10. Copia de los estados financieros correspondientes a cada uno de los años en que se hayan obtenido las utilidades a que hace referencia el inciso 3 del artículo 36-1 del estatuto tributario, adicionando además, la información necesaria para dar aplicación al artículo 8º del Decreto Reglamentario 836 de 1991 cuando a ello hubiere lugar.

11. Certificación de la respectiva Bolsa de Valores cuando la enajenación se haya efectuado por este medio.

12. Documentos que acrediten la fusión o escisión de la sociedad debidamente protocolizados, cuando sea del caso.

13. Los demás documentos necesarios para soportar la respectiva transacción.

(…)

“ART. 5º—Independencia de cada declaración tributaria. Toda declaración que se presente dentro de un mismo período fiscal por cada una de las operaciones de enajenación que impliquen la transferencia de la titularidad de la inversión extranjera, es independiente. En consecuencia, las declaraciones del impuesto sobre la renta y complementarios que se presenten con posterioridad a la declaración inicial, respecto de operaciones diferentes, no serán consideradas como correcciones.

Cuando se presente una corrección a la declaración del impuesto sobre la renta y complementarios respecto de una misma operación, se aplicarán las disposiciones generales contenidas en el estatuto tributario.

“PAR.—En lo no previsto en forma expresa en el presente decreto se aplicarán las disposiciones generales contenidas en el estatuto tributario que sean compatibles.

(…)”

Como fundamentos sostuvieron que los apartes subrayados violan los artículos 4º, 58, 95, 189 [10 y 11], 228 y 363 de la Constitución Política, por falta de aplicación, así como el 326 del estatuto tributario.

Consideraron que existe una indeterminación en relación con la obligación tributaria tanto en lo sustancial como en lo formal.

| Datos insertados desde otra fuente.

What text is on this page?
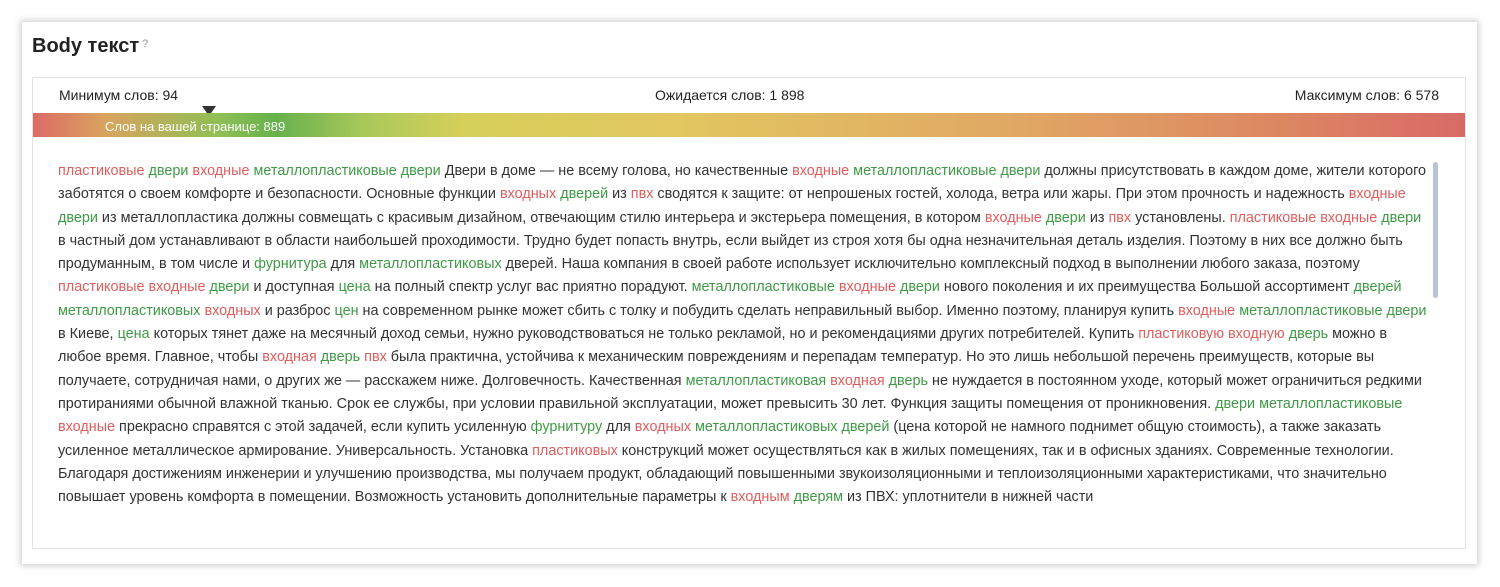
Body текст ?
Минимум слов: 94	Ожидается слов: 1 898	Максимум слов: 6 578
Слов на вашей странице: 889
пластиковые двери входные металлопластиковые двери Двери в доме — не всему голова, но качественные входные металлопластиковые двери должны присутствовать в каждом доме, жители которого заботятся о своем комфорте и безопасности. Основные функции входных дверей из пвх сводятся к защите: от непрошеных гостей, холода, ветра или жары. При этом прочность и надежность входные двери из металлопластика должны совмещать с красивым дизайном, отвечающим стилю интерьера и экстерьера помещения, в котором входные двери из пвх установлены. пластиковые входные двери в частный дом устанавливают в области наибольшей проходимости. Трудно будет попасть внутрь, если выйдет из строя хотя бы одна незначительная деталь изделия. Поэтому в них все должно быть продуманным, в том числе и фурнитура для металлопластиковых дверей. Наша компания в своей работе использует исключительно комплексный подход в выполнении любого заказа, поэтому пластиковые входные двери и доступная цена на полный спектр услуг вас приятно порадуют. металлопластиковые входные двери нового поколения и их преимущества Большой ассортимент дверей металлопластиковых входных и разброс цен на современном рынке может сбить с толку и побудить сделать неправильный выбор. Именно поэтому, планируя купить входные металлопластиковые двери в Киеве, цена которых тянет даже на месячный доход семьи, нужно руководствоваться не только рекламой, но и рекомендациями других потребителей. Купить пластиковую входную дверь можно в любое время. Главное, чтобы входная дверь пвх была практична, устойчива к механическим повреждениям и перепадам температур. Но это лишь небольшой перечень преимуществ, которые вы получаете, сотрудничая нами, о других же — расскажем ниже. Долговечность. Качественная металлопластиковая входная дверь не нуждается в постоянном уходе, который может ограничиться редкими протираниями обычной влажной тканью. Срок ее службы, при условии правильной эксплуатации, может превысить 30 лет. Функция защиты помещения от проникновения. двери металлопластиковые входные прекрасно справятся с этой задачей, если купить усиленную фурнитуру для входных металлопластиковых дверей (цена которой не намного поднимет общую стоимость), а также заказать усиленное металлическое армирование. Универсальность. Установка пластиковых конструкций может осуществляться как в жилых помещениях, так и в офисных зданиях. Современные технологии. Благодаря достижениям инженерии и улучшению производства, мы получаем продукт, обладающий повышенными звукоизоляционными и теплоизоляционными характеристиками, что значительно повышает уровень комфорта в помещении. Возможность установить дополнительные параметры к входным дверям из ПВХ: уплотнители в нижней части
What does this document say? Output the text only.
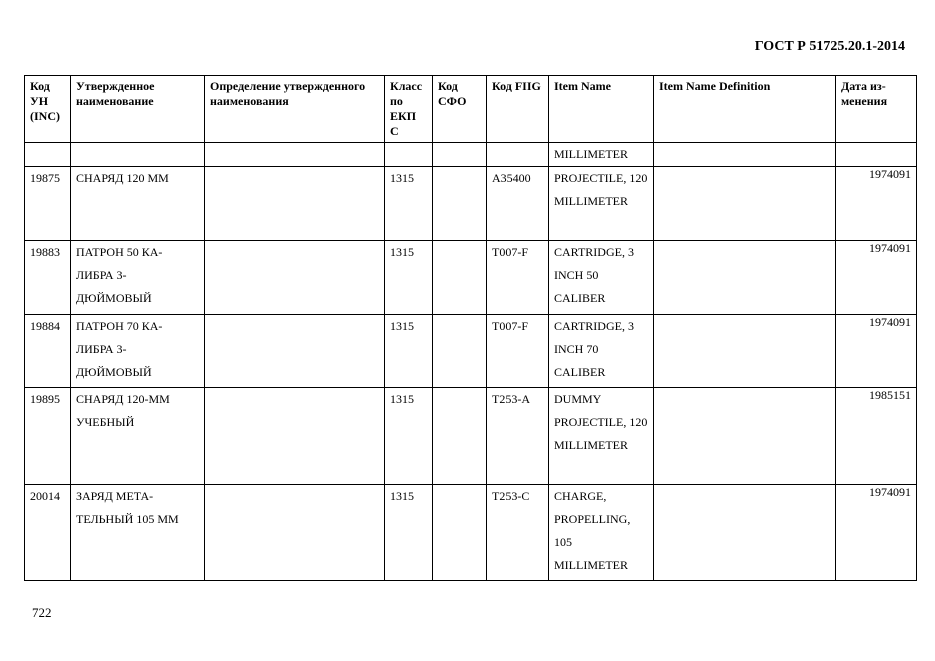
ГОСТ Р 51725.20.1-2014
Код УН (INC)	Утвержденное наименование	Определение утвержденного наименования	Класс по ЕКП С	Код СФО	Код FIIG	Item Name	Item Name Definition	Дата из- менения
						MILLIMETER		
19875	СНАРЯД 120 ММ		1315		A35400	PROJECTILE, 120 MILLIMETER		1974091
19883	ПАТРОН 50 КА- ЛИБРА 3- ДЮЙМОВЫЙ		1315		T007-F	CARTRIDGE, 3 INCH 50 CALIBER		1974091
19884	ПАТРОН 70 КА- ЛИБРА 3- ДЮЙМОВЫЙ		1315		T007-F	CARTRIDGE, 3 INCH 70 CALIBER		1974091
19895	СНАРЯД 120-ММ УЧЕБНЫЙ		1315		T253-A	DUMMY PROJECTILE, 120 MILLIMETER		1985151
20014	ЗАРЯД МЕТА- ТЕЛЬНЫЙ 105 ММ		1315		T253-C	CHARGE, PROPELLING, 105 MILLIMETER		1974091
722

Se excede la facultad reglamentaria al incluir unos negocios jurídicos no previstos en las normas superiores para el cumplimiento de la obligación que surge por efecto del cambio de titular de inversión extranjera.

Advirtieron que el ejecutivo no estaba facultado para incluir en la norma reglamentaria los términos de enajenación y venta. En consecuencia, esa actuación es arbitraria y desconoce los sub principios de igualdad y no confiscatoriedad y los principios de seguridad jurídica, confianza legítima, equidad tributaria y de certeza de las obligaciones tributarias, este último se refiere a la claridad y comprensibilidad de las normas tributarias, los reglamentos, órdenes y circulares, de manera que sean tan claros que excluyan las dudas sobre su aplicabilidad, vigencia, derechos, requisitos y deberes.

Explicaron que el artículo 326 del estatuto tributario impone al inversionista extranjero para la autorización del cambio de titular de inversión extranjera (i) que se haya acreditado ante la DIAN el pago de los impuestos correspondientes a la respectiva transacción o (ii) se haya otorgado garantía del pago de dicho impuesto.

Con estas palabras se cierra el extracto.